Had this movie not worked we wouldn’t be talking any of the other Marvel Studios films. The (mis)adventures of Tony Stark started not just a franchise, but with a little added sequence at the end of the credits began one of the biggest and most important sagas in cinematic history.
2. The Avengers
Marvel did what nerds have clamored for for decades- one movie merging multiple characters and franchises to bring together Iron Man, The Hulk, Thor, Captain America, and the supporting characters fans have loved and come to love over the course of half a decade on the silver screen, and much longer in the comics.
3. Captain America: The Winter Soldier
Each Phase Two flick has been darker than the predecessors, and I’m going to guess it only gets darker. I not only want to see what comes in the next Avengers because of this, but the promise of Steve going after Bucky is almost (almost) more enticing right now.

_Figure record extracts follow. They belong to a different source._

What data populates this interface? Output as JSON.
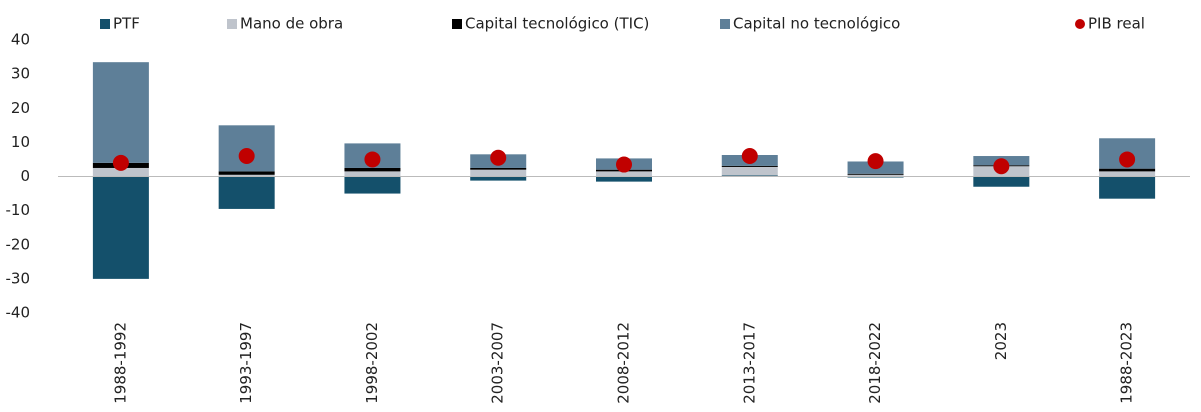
{
  "chart_data": {
    "type": "bar",
    "stacked": true,
    "categories": [
      "1988-1992",
      "1993-1997",
      "1998-2002",
      "2003-2007",
      "2008-2012",
      "2013-2017",
      "2018-2022",
      "2023",
      "1988-2023"
    ],
    "series": [
      {
        "name": "PTF",
        "color": "#14506b",
        "values": [
          -30,
          -9.5,
          -5,
          -1.2,
          -1.5,
          0.3,
          -0.3,
          -3,
          -6.5
        ]
      },
      {
        "name": "Mano de obra",
        "color": "#bfc4cc",
        "values": [
          2.5,
          0.5,
          1.5,
          2,
          1.5,
          2.5,
          0.5,
          3,
          1.5
        ]
      },
      {
        "name": "Capital tecnológico (TIC)",
        "color": "#000000",
        "values": [
          1.5,
          1,
          1,
          0.5,
          0.5,
          0.3,
          0.3,
          0.3,
          0.8
        ]
      },
      {
        "name": "Capital no tecnológico",
        "color": "#5e7f98",
        "values": [
          29.5,
          13.5,
          7.2,
          4,
          3.3,
          3.2,
          3.6,
          2.7,
          8.9
        ]
      },
      {
        "name": "PIB real",
        "color": "#c00000",
        "type": "scatter",
        "values": [
          4,
          6,
          5,
          5.5,
          3.5,
          6,
          4.5,
          3,
          5
        ]
      }
    ],
    "ylim": [
      -40,
      40
    ],
    "yticks": [
      -40,
      -30,
      -20,
      -10,
      0,
      10,
      20,
      30,
      40
    ]
  }
}
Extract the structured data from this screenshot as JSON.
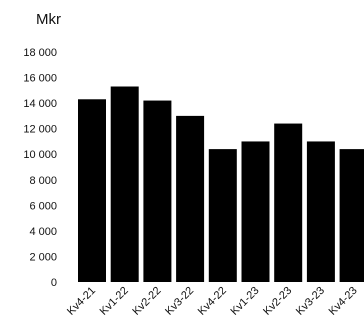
{
  "chart_data": {
    "type": "bar",
    "unit_label": "Mkr",
    "categories": [
      "Kv4-21",
      "Kv1-22",
      "Kv2-22",
      "Kv3-22",
      "Kv4-22",
      "Kv1-23",
      "Kv2-23",
      "Kv3-23",
      "Kv4-23"
    ],
    "values": [
      14300,
      15300,
      14200,
      13000,
      10400,
      11000,
      12400,
      11000,
      10400
    ],
    "ylim": [
      0,
      18000
    ],
    "yticks": [
      0,
      2000,
      4000,
      6000,
      8000,
      10000,
      12000,
      14000,
      16000,
      18000
    ],
    "ytick_labels": [
      "0",
      "2 000",
      "4 000",
      "6 000",
      "8 000",
      "10 000",
      "12 000",
      "14 000",
      "16 000",
      "18 000"
    ],
    "grid": false,
    "bar_color": "#000000"
  }
}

4. Guardians of the Galaxy
It’s easy to get caught up in the hype of a movie like this or any of them on the list, and abandon all manner of objectivity. I have seen many proclaim this to be Marvel’s best movie ever (!), but I try to hold the choke collar just a bit on such an outlandish statement. Coming out the same summer as Cap 2 has made 2014 a very good year for Marvel, but upon further review, I have to say I prefer that film. Not that it’s better, or that Guardians isn’t good, I just think it will stand the test of further viewing more. That being said, anyone doesn’t like this movie, they’re gosh darn dumb. There is nothing to not like except for MAYBE a climax with yet another all-out aerial battle. The characters are great, the actors portraying them are excellent, and what this movie does for the MCU is fantastic. The only reason Guardians isn’t higher on the list is because the other films are monumental achievements in the history of comic cinema. Though, this does deserve a benchmark all its own.

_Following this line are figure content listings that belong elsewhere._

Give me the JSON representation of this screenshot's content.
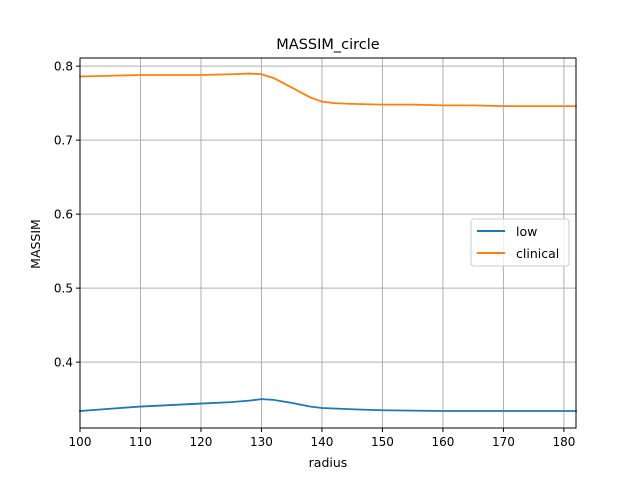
{
  "chart_data": {
    "type": "line",
    "title": "MASSIM_circle",
    "xlabel": "radius",
    "ylabel": "MASSIM",
    "xlim": [
      100,
      182
    ],
    "ylim": [
      0.311,
      0.811
    ],
    "x_ticks": [
      100,
      110,
      120,
      130,
      140,
      150,
      160,
      170,
      180
    ],
    "y_ticks": [
      0.4,
      0.5,
      0.6,
      0.7,
      0.8
    ],
    "x_tick_labels": [
      "100",
      "110",
      "120",
      "130",
      "140",
      "150",
      "160",
      "170",
      "180"
    ],
    "y_tick_labels": [
      "0.4",
      "0.5",
      "0.6",
      "0.7",
      "0.8"
    ],
    "grid": true,
    "legend_position": "center-right",
    "series": [
      {
        "name": "low",
        "color": "#1f77b4",
        "x": [
          100,
          105,
          110,
          115,
          120,
          125,
          128,
          130,
          132,
          135,
          138,
          140,
          143,
          146,
          150,
          155,
          160,
          165,
          170,
          175,
          182
        ],
        "y": [
          0.334,
          0.337,
          0.34,
          0.342,
          0.344,
          0.346,
          0.348,
          0.35,
          0.349,
          0.345,
          0.34,
          0.338,
          0.337,
          0.336,
          0.335,
          0.3345,
          0.334,
          0.334,
          0.334,
          0.334,
          0.334
        ]
      },
      {
        "name": "clinical",
        "color": "#ff7f0e",
        "x": [
          100,
          105,
          110,
          115,
          120,
          125,
          128,
          130,
          132,
          135,
          138,
          140,
          142,
          145,
          150,
          155,
          160,
          165,
          170,
          175,
          182
        ],
        "y": [
          0.786,
          0.787,
          0.788,
          0.788,
          0.788,
          0.789,
          0.79,
          0.789,
          0.784,
          0.771,
          0.758,
          0.752,
          0.75,
          0.749,
          0.748,
          0.748,
          0.747,
          0.747,
          0.746,
          0.746,
          0.746
        ]
      }
    ]
  }
}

5. Captain America: The First Avenger
This flick brought to mind old favorites like The Rocketeer (by the same director), and Raiders of the Lost Ark. Not bad company for a movie like this. Where Iron Man and Thor and Hulk focused on the metal of a hero, this summed up perfectly the mettle of a man.
6. Iron Man 3
IM3 started the “darker” trend of Phase Two, and tested the waters for a political message in these movies. If it ends up being the last solo Iron Man movie (at least with RDJ), they ended it in a good place for it to be over there, and to pick up the pieces in Avengers movies.
7. Thor: The Dark World
The darker Phase Two movie that even says so in the title. Watching this and then going back to the first one, you’ll notice how vastly improved everything is, including a more epic and visceral feel.
8. The Incredible Hulk
The Mark Ruffalo Bruce Banner of the Avengers might feel more interesting, and his Hulk more fun, but this early entry into the MCU was far superior in tone, and much closer to what fans are looking for from the Jolly Green Goliath, than Ang Lee’s cerebral mess earlier in the decade. And as the second Marvel Studios movie, it helped to cement the shared universe idea at its conclusion.

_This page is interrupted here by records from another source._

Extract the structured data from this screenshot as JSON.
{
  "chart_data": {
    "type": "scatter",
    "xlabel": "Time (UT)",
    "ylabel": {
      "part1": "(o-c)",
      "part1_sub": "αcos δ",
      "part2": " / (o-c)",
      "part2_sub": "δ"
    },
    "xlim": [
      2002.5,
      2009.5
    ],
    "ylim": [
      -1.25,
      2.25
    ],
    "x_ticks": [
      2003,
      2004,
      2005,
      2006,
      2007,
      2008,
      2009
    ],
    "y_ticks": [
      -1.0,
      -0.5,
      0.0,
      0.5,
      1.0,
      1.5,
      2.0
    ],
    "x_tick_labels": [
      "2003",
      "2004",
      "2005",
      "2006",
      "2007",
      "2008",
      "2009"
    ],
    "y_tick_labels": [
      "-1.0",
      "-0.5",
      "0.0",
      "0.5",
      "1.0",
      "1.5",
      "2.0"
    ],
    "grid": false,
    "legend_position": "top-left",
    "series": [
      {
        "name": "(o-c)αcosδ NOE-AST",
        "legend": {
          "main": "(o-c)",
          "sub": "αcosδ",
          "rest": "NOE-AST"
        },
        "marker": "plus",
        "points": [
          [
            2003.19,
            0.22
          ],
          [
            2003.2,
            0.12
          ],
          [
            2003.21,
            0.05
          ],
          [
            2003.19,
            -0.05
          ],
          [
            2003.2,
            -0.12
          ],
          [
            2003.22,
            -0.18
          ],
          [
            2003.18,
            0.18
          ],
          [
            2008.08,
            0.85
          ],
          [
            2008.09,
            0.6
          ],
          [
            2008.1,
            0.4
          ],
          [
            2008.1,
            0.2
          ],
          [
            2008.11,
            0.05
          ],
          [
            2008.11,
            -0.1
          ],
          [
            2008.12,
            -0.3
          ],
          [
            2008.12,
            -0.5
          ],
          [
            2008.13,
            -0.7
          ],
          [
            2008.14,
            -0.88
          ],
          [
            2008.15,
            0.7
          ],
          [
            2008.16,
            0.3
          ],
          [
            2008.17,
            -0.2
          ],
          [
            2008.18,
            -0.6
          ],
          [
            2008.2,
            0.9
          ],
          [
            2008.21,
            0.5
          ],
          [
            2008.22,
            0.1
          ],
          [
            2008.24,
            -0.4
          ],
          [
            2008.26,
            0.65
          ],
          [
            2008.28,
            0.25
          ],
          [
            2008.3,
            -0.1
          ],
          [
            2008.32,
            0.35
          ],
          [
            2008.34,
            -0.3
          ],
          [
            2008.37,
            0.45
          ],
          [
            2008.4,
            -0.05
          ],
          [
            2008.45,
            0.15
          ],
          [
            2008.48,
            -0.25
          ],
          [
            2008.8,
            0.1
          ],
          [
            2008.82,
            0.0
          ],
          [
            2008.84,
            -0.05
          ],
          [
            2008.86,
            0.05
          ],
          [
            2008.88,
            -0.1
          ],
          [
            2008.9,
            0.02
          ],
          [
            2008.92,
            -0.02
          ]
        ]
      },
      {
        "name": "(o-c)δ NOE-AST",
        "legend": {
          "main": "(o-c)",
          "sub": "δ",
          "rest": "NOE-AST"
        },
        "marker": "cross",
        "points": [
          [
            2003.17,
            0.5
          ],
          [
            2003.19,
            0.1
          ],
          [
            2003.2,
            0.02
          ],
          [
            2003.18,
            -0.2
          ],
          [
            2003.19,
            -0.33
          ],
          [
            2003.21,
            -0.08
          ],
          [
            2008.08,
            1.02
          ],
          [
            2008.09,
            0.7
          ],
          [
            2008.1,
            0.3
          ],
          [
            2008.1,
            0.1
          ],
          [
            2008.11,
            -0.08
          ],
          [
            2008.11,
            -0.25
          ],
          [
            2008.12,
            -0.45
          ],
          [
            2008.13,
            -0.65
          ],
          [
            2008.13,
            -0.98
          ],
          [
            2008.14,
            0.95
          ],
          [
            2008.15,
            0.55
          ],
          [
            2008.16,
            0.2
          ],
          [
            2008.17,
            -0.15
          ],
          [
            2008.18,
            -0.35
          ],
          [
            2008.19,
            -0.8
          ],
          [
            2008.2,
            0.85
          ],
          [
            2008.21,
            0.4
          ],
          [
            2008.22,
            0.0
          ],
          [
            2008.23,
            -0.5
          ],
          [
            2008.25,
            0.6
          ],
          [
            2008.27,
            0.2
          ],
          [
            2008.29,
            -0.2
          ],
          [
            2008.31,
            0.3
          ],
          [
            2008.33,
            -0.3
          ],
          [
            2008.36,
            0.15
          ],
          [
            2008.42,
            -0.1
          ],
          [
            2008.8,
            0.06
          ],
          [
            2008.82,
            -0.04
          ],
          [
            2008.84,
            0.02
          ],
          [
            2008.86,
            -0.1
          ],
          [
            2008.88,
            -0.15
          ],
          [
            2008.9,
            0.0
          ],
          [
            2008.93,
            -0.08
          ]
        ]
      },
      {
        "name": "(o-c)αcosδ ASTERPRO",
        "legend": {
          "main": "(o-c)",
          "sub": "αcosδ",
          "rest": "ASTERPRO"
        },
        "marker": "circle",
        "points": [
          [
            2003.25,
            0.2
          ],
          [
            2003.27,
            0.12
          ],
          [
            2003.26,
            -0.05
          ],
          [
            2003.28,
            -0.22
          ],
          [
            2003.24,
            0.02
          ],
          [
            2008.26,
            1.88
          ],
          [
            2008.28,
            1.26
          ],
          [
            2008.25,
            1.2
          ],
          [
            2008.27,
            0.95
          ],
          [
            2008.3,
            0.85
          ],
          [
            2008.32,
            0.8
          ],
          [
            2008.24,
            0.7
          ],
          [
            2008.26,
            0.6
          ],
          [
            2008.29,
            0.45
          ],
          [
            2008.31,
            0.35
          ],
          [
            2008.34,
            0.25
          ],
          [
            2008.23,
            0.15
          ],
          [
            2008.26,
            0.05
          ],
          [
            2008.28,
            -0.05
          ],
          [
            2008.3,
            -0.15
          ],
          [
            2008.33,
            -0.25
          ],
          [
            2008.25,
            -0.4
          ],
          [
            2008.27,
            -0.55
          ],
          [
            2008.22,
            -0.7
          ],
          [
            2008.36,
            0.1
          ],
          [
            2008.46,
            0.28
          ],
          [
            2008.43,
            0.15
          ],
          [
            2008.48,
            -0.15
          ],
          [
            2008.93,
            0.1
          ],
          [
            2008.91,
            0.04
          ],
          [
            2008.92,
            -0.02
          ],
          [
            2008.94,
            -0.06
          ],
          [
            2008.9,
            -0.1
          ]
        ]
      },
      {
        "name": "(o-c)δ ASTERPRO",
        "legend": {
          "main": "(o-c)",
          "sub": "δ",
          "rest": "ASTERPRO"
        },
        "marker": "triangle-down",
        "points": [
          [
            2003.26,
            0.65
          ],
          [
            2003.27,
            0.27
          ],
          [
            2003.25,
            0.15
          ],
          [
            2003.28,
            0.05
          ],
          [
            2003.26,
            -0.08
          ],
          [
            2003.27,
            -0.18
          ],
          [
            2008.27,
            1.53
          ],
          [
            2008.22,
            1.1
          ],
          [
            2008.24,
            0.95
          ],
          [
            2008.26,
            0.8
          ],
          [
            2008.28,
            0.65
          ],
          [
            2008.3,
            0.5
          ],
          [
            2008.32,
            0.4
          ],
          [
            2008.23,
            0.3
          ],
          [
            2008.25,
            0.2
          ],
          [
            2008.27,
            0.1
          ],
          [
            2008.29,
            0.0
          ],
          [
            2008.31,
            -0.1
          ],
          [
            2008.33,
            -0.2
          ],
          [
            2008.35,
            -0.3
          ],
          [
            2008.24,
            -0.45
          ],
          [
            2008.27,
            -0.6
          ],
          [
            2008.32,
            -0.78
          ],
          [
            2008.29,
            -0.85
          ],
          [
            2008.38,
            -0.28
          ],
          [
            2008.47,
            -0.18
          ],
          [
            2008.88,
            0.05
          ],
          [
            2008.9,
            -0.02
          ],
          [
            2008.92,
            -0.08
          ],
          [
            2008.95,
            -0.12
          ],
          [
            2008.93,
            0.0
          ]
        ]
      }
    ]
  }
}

This movie might have had the second most difficult job of all these movies after bringing together the Avengers- believably introducing a mythological GOD into the canon that was largely grounded in reality. It was pulled off by taking the “what you call magic is just another kind of science” route.
10. Iron Man 2
Iron Man 2 might have been rushed, might seem a little too much like the first one in the final battle, and seem more of a SHIELD commercial/Avengers precursor, but it’s still fun as heck.